Levels of mastitis higher than you would have liked? Getting penalised for unsatisfactory cell count results? Or is increased bactoscan holding back farm performance? Our udder health service will offer you the independent advice that your enterprise deserves.


A. Milk Plant Dynamic Testing

During a dynamic test, the milk parlour is being tested during milking while the cows are being milked. At that time, the milk plant is under stress and will behave differently to the static one. Some cows are in full milk-flow, others are finishing milking or some have kicked the units off. During the dynamic test we use one of more vacuum trace recorder devices, which produce graphs similar to an ECG (electro-cardio-gram). This allows us to assess the health of the milk plant.

We shall give your milking plant the attention it deserves, ensuring we uncover underlying issues. We shall test your milk machine using the latest equipment available, we normally connect three Vadia devices in the milk lines, one Vadia and one ATV devices in the pulsation lines.

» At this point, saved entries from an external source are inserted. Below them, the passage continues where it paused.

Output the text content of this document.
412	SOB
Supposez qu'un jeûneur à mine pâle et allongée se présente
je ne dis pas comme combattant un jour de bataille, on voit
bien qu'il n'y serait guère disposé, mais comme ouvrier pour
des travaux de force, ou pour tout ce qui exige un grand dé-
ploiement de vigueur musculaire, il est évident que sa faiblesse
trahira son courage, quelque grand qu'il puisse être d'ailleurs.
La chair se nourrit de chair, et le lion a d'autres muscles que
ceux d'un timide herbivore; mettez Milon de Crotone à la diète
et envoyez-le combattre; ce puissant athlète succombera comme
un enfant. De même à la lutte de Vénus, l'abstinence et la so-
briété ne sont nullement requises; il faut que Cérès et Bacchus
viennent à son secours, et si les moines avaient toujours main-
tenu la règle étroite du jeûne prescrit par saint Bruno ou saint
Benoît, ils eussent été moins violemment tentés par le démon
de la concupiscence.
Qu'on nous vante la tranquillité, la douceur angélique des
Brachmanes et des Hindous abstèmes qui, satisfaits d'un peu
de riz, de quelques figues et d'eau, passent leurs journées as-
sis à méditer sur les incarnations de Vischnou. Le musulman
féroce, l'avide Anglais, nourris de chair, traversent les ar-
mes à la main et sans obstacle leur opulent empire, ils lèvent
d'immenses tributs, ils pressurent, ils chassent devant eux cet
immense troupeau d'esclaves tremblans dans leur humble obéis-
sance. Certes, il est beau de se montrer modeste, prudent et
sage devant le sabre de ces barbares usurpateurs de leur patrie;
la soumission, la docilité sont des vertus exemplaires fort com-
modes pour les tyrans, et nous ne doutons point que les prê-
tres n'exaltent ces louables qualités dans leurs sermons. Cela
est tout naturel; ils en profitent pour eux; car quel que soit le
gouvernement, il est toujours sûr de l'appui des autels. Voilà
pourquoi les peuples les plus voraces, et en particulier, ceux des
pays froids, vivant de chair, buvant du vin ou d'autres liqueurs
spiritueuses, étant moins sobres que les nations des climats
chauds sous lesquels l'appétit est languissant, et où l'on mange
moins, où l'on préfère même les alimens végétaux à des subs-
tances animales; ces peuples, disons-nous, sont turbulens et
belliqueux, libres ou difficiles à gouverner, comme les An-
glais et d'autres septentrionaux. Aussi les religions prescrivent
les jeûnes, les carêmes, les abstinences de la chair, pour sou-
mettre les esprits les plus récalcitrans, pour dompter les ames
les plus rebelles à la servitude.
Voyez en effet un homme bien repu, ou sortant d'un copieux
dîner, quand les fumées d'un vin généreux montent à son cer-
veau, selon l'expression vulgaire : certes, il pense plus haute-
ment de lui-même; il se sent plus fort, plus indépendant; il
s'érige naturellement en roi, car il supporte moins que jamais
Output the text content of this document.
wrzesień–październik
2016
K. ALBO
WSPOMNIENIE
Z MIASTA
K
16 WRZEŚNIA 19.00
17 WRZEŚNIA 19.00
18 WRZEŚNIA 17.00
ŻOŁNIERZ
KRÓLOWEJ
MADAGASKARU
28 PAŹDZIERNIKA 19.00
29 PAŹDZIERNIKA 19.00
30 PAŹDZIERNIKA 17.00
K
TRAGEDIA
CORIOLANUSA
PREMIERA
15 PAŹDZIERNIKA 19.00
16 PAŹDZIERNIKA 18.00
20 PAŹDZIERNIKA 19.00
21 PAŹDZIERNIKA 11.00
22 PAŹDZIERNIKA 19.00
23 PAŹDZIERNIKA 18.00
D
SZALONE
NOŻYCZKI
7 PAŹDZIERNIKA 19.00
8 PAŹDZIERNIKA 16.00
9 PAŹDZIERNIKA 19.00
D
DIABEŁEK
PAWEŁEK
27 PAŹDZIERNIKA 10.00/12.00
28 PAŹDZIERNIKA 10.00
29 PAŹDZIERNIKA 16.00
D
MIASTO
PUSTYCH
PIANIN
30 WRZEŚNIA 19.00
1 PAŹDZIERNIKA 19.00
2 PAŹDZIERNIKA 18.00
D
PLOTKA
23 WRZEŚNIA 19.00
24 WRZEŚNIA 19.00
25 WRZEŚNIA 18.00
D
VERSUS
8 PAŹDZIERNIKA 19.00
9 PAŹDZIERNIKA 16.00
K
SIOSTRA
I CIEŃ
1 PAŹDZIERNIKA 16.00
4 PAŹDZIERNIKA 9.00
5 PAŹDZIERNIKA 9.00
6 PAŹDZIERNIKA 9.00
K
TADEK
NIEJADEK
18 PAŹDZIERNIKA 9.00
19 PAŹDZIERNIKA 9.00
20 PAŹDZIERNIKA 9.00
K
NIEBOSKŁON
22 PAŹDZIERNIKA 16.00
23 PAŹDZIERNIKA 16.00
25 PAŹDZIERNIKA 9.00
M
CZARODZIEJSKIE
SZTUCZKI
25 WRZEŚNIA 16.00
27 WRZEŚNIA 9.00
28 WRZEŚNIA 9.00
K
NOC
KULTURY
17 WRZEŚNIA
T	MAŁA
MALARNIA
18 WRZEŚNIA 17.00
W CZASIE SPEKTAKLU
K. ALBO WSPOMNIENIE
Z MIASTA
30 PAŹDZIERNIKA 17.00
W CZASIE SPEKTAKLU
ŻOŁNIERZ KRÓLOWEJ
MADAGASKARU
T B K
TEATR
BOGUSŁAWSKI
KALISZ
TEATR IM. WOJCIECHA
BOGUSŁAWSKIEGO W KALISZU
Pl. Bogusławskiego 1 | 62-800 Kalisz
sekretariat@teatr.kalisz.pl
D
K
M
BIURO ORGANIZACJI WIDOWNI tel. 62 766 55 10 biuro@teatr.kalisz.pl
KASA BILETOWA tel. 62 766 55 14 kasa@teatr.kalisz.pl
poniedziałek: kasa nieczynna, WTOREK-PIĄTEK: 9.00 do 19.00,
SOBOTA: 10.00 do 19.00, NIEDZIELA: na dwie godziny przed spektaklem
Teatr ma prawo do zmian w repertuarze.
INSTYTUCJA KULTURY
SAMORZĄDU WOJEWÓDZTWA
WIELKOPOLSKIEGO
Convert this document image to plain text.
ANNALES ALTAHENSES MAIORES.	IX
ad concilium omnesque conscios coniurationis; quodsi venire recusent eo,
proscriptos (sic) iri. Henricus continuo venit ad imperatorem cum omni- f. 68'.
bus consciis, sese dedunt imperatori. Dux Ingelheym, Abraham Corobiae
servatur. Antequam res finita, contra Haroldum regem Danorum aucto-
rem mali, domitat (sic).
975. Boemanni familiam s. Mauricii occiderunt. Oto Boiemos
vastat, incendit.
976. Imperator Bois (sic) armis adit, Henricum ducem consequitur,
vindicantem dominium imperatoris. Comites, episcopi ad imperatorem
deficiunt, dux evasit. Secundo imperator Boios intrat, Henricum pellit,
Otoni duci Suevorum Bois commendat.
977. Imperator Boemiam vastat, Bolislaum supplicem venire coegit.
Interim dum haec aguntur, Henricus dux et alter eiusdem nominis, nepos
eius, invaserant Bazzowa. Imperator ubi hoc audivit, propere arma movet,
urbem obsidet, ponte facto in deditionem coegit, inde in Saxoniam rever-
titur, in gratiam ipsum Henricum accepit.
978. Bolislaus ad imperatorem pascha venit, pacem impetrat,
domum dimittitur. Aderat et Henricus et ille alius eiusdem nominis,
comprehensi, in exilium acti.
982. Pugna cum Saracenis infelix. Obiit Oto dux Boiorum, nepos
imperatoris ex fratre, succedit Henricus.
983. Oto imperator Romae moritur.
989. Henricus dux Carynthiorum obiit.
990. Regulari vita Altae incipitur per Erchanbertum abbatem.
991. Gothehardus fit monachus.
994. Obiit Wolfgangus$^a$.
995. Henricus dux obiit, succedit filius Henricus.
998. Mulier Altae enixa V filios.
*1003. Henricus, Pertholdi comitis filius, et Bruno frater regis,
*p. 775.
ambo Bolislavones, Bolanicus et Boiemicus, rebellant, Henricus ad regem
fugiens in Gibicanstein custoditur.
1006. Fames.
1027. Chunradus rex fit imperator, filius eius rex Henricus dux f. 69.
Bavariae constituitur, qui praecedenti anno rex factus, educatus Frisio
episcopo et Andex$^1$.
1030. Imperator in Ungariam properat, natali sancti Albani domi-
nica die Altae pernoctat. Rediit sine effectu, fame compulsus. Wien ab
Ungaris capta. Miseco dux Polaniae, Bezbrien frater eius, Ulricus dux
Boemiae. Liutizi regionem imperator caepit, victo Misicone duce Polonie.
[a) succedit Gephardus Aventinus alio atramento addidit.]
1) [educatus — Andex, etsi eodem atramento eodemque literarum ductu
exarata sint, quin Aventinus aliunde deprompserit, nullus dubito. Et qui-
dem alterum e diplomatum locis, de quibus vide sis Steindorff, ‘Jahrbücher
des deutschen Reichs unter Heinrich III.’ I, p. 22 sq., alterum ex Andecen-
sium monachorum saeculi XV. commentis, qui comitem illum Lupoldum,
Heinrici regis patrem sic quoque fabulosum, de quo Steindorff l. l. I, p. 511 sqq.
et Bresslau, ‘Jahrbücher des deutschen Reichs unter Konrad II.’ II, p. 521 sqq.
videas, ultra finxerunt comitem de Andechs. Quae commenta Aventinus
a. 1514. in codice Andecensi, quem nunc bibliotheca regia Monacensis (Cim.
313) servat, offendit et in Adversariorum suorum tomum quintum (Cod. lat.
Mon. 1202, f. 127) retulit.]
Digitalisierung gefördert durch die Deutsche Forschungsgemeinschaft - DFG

Some of the issues we examine during a dynamic test:

  • Diagnose teat-end damage and assess ACR function
  • Check how well the milk pump removes the milk away from the cow
  • Decide which are the best liners for your cows
  • Assess pre-milking teat preparation
  • Identify pulsation issues during milking

B. Milk Plant Static Testing & Bactoscan issues

By law all milk parlours need to have a static test carried out once a year, this is the equivalent of an vehicle MOT. We can test your milk parlour to a BS ISO 6690 standard.

Also, we can test your milk plant during the wash phase and identify any issues that contribute to a high bactoscan.


C. Teat Scoring and Teat Measuring

The workhorse of a dairy farm is the milking parlour and it is the point that the milking cow visits one, two, three or more times a day to deposit the milk she produced. Inadequate milk plant vacuum levels and poor ability to flow milk away from the teat, will have a damaging effect on the cow’s teats. This damage can vary from the teat forming a “callus” or hyperkeratosis to full blown mastitis, and chronic high cell counts. Damaging the teat-end compromises one of the most important defences of the mammary gland against infection, with serious economic and welfare consequences.

We can work in conjunction with your parlour technician and help you decide which is the best milk liners for your cows udder confirmation.